Basis encoding Version 1.12 compared to Version 1.13: Plots Quality (measured as a function of a Y-PSNR (db), Encoding times (seconds) and Bits Per Texel (basis file size in bits/Texel Count*Num Channels) – where Texel count is texture.width*texture.height for 7 use cases, where the basis encoder setting for quality was set to 128 and compression level to 1. Note the difference between Basis Ver. 1.12 Encoding Time (in seconds – orange bars) vs Basis Ver 1.13 Encoding Time using the Optimized code base Version 1.13 (In seconds – yellow bars).

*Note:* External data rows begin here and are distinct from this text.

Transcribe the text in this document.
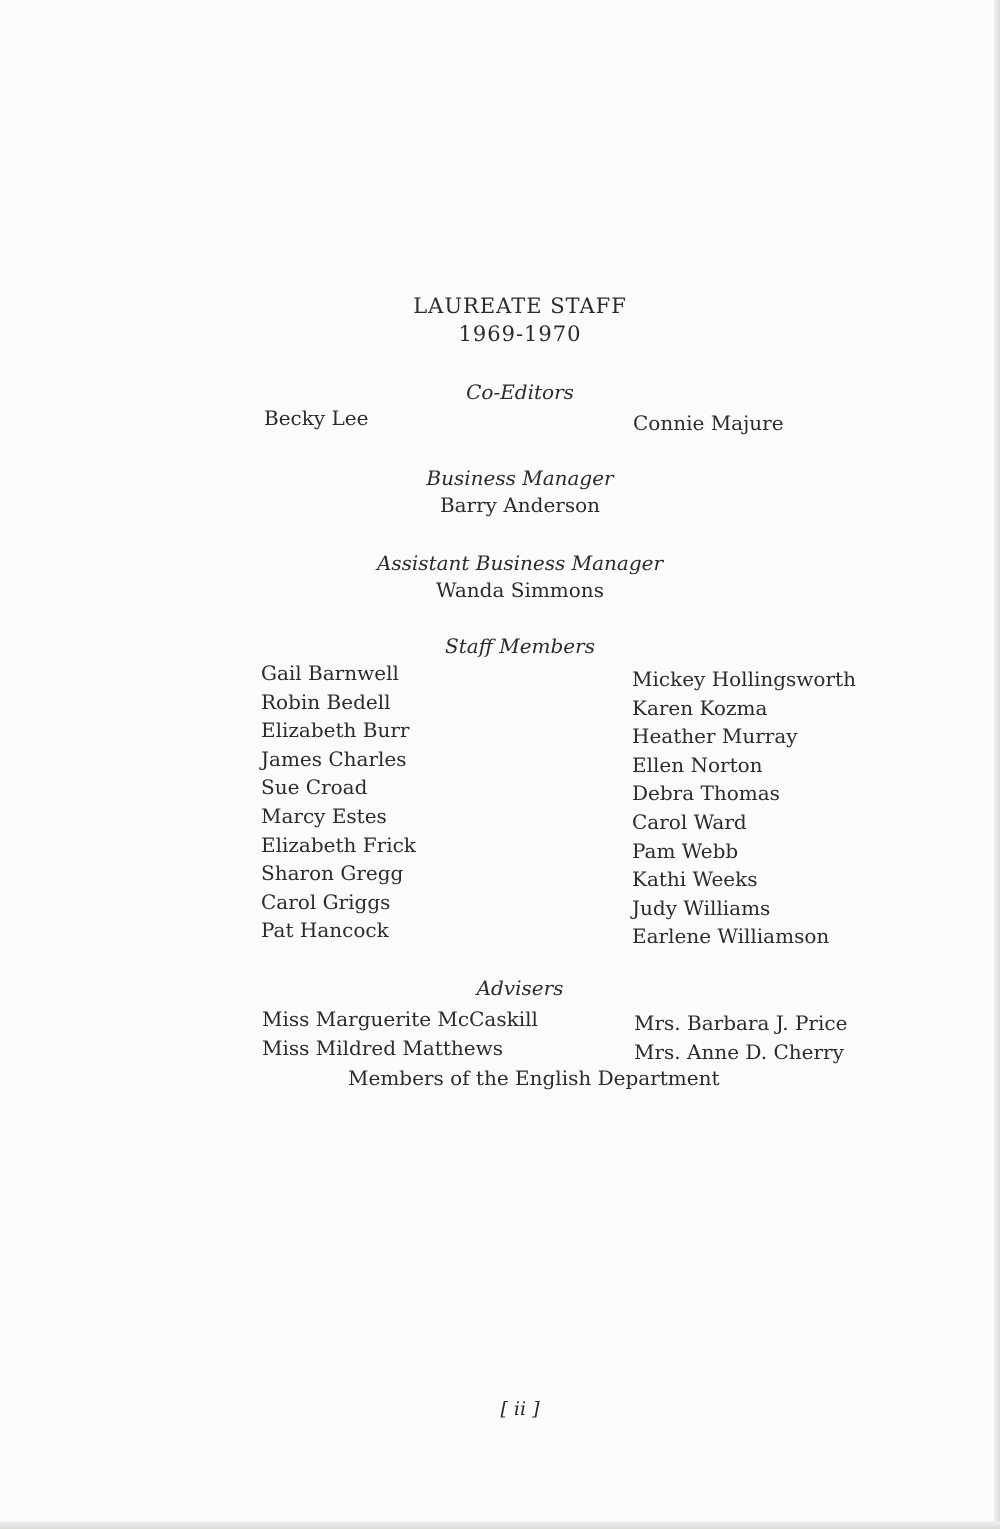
LAUREATE STAFF
1969-1970
Co-Editors
Becky Lee	Connie Majure
Business Manager
Barry Anderson
Assistant Business Manager
Wanda Simmons
Staff Members
Gail Barnwell
Robin Bedell
Elizabeth Burr
James Charles
Sue Croad
Marcy Estes
Elizabeth Frick
Sharon Gregg
Carol Griggs
Pat Hancock
Mickey Hollingsworth
Karen Kozma
Heather Murray
Ellen Norton
Debra Thomas
Carol Ward
Pam Webb
Kathi Weeks
Judy Williams
Earlene Williamson
Advisers
Miss Marguerite McCaskill
Miss Mildred Matthews
Mrs. Barbara J. Price
Mrs. Anne D. Cherry
Members of the English Department
[ ii ]
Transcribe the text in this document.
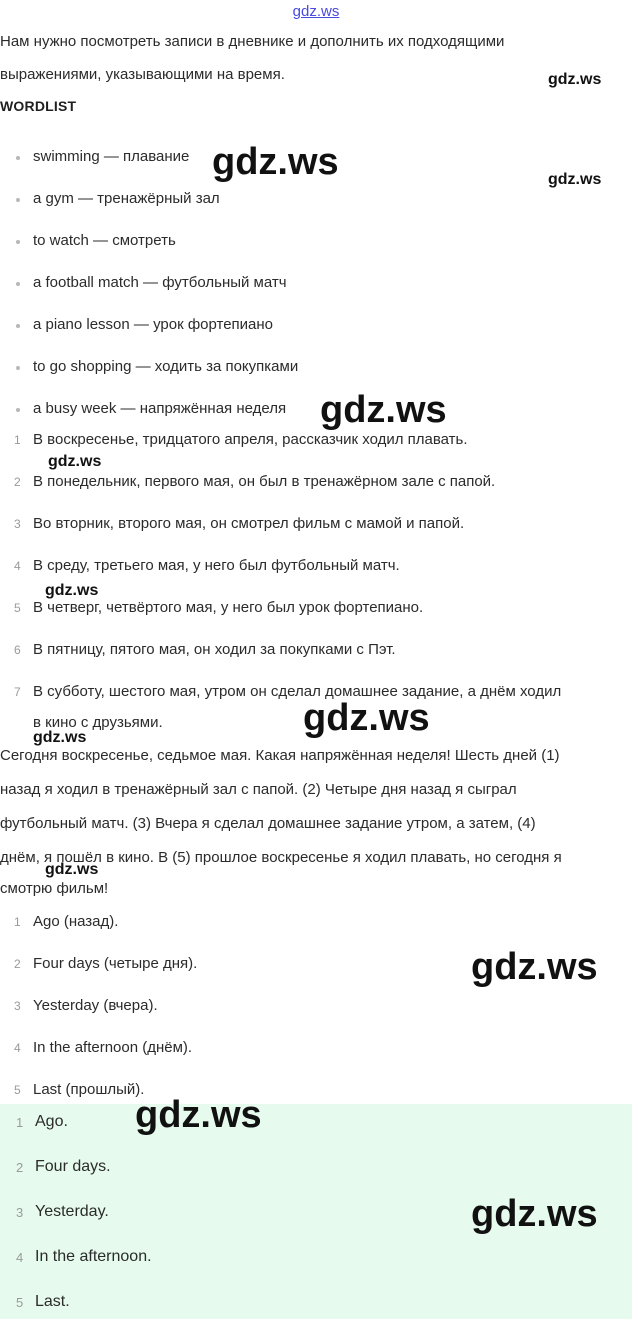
gdz.ws
Нам нужно посмотреть записи в дневнике и дополнить их подходящими
выражениями, указывающими на время.
WORDLIST
swimming — плавание
a gym — тренажёрный зал
to watch — смотреть
a football match — футбольный матч
a piano lesson — урок фортепиано
to go shopping — ходить за покупками
a busy week — напряжённая неделя
1 В воскресенье, тридцатого апреля, рассказчик ходил плавать.
2 В понедельник, первого мая, он был в тренажёрном зале с папой.
3 Во вторник, второго мая, он смотрел фильм с мамой и папой.
4 В среду, третьего мая, у него был футбольный матч.
5 В четверг, четвёртого мая, у него был урок фортепиано.
6 В пятницу, пятого мая, он ходил за покупками с Пэт.
7 В субботу, шестого мая, утром он сделал домашнее задание, а днём ходил
в кино с друзьями.
Сегодня воскресенье, седьмое мая. Какая напряжённая неделя! Шесть дней (1)
назад я ходил в тренажёрный зал с папой. (2) Четыре дня назад я сыграл
футбольный матч. (3) Вчера я сделал домашнее задание утром, а затем, (4)
днём, я пошёл в кино. В (5) прошлое воскресенье я ходил плавать, но сегодня я
смотрю фильм!
1 Ago (назад).
2 Four days (четыре дня).
3 Yesterday (вчера).
4 In the afternoon (днём).
5 Last (прошлый).
1 Ago.
2 Four days.
3 Yesterday.
4 In the afternoon.
5 Last.
gdz.ws
gdz.ws	gdz.ws
gdz.ws
gdz.ws
gdz.ws
gdz.ws
gdz.ws
gdz.ws
gdz.ws
gdz.ws
gdz.ws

The chart above shows encoding performance and quality using the Basis encoder before and after optimization. Texture quality is represented by the blue bar graphs showing Y-PSNR of the texture, where typical values are in the ranges of 30 – 50 dB. Total encoding time to the basis format are represented by the orange (unoptimized) and yellow (optimized) bar graphs, using Version 1.12 and Version 1.13 Basis codebases, respectively. Note that the total encode time includes also the decompression time from JPEG/PNG input source format to RGB/A as well as to the basis file format. The Bits per Texel (basis file size in bits/texel count*Num Channels) is represented as a line graph to account in differences among different sized texture atlases.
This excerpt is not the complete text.